Recipient Biography

Silver Medal- Tom Wallace


 

Tom Wallace (1874-1961) received the Pugsley Silver Medal for his services in saving Cumberland Falls in Eastern Kentucky. He was born in Hurricane, Kentucky and studied at Weaver's Business College in Louisville and at Randolph- Macon College in Ashland, Virginia. In his early years, he worked in Richmond, Virginia, as a bookkeeper, with an ice company in Shelbyville and in a tooth-powder factory in New York City. He conducted a vigorous editorial crusade to save Cumberland Falls from being destroyed by the Samuel Insull electric power company, which proposed to develop the Falls for waterpower. Wallace fight in the Louisiville Times began in 1925, in editorial columns and continued steadily.

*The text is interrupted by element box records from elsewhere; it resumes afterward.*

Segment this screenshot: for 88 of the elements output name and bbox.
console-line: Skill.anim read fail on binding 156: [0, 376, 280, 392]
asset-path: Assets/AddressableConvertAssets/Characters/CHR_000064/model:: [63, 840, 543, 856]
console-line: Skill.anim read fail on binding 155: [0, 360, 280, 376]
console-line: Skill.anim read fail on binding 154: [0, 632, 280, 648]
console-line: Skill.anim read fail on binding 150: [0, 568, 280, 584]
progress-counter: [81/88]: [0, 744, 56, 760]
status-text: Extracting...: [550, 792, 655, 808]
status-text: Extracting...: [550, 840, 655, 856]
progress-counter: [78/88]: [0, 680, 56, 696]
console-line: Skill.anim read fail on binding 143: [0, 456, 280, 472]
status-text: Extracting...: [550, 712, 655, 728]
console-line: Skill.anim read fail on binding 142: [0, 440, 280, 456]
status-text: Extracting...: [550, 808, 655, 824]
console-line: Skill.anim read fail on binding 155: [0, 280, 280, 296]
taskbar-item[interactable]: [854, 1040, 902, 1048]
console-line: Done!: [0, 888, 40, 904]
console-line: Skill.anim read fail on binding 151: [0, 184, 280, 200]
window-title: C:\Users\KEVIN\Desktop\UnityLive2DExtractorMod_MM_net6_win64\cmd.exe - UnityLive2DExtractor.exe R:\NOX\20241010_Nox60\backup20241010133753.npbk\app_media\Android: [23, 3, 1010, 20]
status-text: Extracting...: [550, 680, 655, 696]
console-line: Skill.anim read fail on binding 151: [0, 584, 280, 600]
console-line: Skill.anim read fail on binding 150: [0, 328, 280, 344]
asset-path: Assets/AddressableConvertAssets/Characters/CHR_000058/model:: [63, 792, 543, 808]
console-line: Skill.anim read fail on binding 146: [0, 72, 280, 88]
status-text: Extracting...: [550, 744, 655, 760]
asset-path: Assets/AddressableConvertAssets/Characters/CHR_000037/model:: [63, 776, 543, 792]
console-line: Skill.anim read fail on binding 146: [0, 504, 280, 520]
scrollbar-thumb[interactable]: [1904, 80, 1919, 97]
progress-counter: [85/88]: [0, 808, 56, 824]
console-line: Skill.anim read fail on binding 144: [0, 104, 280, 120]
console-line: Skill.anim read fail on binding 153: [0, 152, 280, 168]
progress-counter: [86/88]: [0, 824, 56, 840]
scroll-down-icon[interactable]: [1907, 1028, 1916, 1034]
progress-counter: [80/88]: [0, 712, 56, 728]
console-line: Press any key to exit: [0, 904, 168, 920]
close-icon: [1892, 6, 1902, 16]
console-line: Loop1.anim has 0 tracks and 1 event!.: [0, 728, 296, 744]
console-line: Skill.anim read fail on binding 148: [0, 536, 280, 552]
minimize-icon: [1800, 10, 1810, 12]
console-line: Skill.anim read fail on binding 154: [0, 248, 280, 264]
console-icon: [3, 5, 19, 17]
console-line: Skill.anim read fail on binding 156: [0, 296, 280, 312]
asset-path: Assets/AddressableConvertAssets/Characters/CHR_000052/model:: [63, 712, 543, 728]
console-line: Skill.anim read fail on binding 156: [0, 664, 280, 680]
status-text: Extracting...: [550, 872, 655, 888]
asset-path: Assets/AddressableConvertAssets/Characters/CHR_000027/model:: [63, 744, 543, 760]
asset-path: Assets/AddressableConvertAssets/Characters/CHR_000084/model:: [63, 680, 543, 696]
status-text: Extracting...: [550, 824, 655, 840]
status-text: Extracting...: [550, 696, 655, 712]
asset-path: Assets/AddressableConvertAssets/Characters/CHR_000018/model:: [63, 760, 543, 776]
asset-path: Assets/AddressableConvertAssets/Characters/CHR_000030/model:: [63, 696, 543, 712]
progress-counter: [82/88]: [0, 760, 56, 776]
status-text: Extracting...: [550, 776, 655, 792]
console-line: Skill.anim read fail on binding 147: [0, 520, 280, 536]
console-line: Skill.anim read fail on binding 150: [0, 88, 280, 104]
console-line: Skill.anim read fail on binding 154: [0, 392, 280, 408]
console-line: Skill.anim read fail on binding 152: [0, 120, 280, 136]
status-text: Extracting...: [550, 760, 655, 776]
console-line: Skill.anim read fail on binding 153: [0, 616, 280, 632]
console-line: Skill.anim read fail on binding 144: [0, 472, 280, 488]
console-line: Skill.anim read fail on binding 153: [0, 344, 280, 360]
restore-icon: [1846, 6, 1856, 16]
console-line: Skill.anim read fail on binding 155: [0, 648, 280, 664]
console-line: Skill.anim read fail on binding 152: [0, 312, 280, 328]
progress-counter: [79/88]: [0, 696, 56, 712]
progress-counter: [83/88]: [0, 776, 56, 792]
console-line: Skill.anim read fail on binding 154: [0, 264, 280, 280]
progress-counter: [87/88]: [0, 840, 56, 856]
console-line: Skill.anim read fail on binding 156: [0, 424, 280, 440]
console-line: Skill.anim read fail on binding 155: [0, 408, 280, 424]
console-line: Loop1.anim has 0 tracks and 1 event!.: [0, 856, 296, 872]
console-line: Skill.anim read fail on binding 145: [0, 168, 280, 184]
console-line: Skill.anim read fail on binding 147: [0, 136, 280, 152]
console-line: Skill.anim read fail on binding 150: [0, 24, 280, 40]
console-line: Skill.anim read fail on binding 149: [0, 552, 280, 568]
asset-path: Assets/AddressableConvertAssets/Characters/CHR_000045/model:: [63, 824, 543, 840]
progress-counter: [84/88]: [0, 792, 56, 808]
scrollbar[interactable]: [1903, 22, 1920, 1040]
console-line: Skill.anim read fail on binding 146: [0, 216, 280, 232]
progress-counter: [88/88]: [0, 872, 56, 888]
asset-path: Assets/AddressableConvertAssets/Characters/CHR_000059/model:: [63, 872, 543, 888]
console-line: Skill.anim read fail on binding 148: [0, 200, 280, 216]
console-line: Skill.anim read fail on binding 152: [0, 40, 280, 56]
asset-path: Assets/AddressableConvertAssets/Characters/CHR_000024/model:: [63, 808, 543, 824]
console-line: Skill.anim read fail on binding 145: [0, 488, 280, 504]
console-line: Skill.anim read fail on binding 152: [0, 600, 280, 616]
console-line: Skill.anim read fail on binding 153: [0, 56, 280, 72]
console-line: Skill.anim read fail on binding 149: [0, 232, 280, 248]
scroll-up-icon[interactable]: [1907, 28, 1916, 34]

Wallace's concern for saving the Falls was part of his deeper concern for the land in general. The time will come, if vandalism proceeds, if conservationists are called mere visionary fellows when the hills surrounding Pineville and Harlan on the Cumberland River, those above Irvine and Beattyville and Whitesburg on the Kentucky River those about Pikeville on the Big Sandy, will be debuded and when the hills all over the state, will be bare and bleeding under the pelting of every rain. Wallace served as a director of the Izaak Walton League in 1946 and 1947 vice president of Natural Bridge State Park-board member of Association, executive board member of Mammoth Cave National Park Association.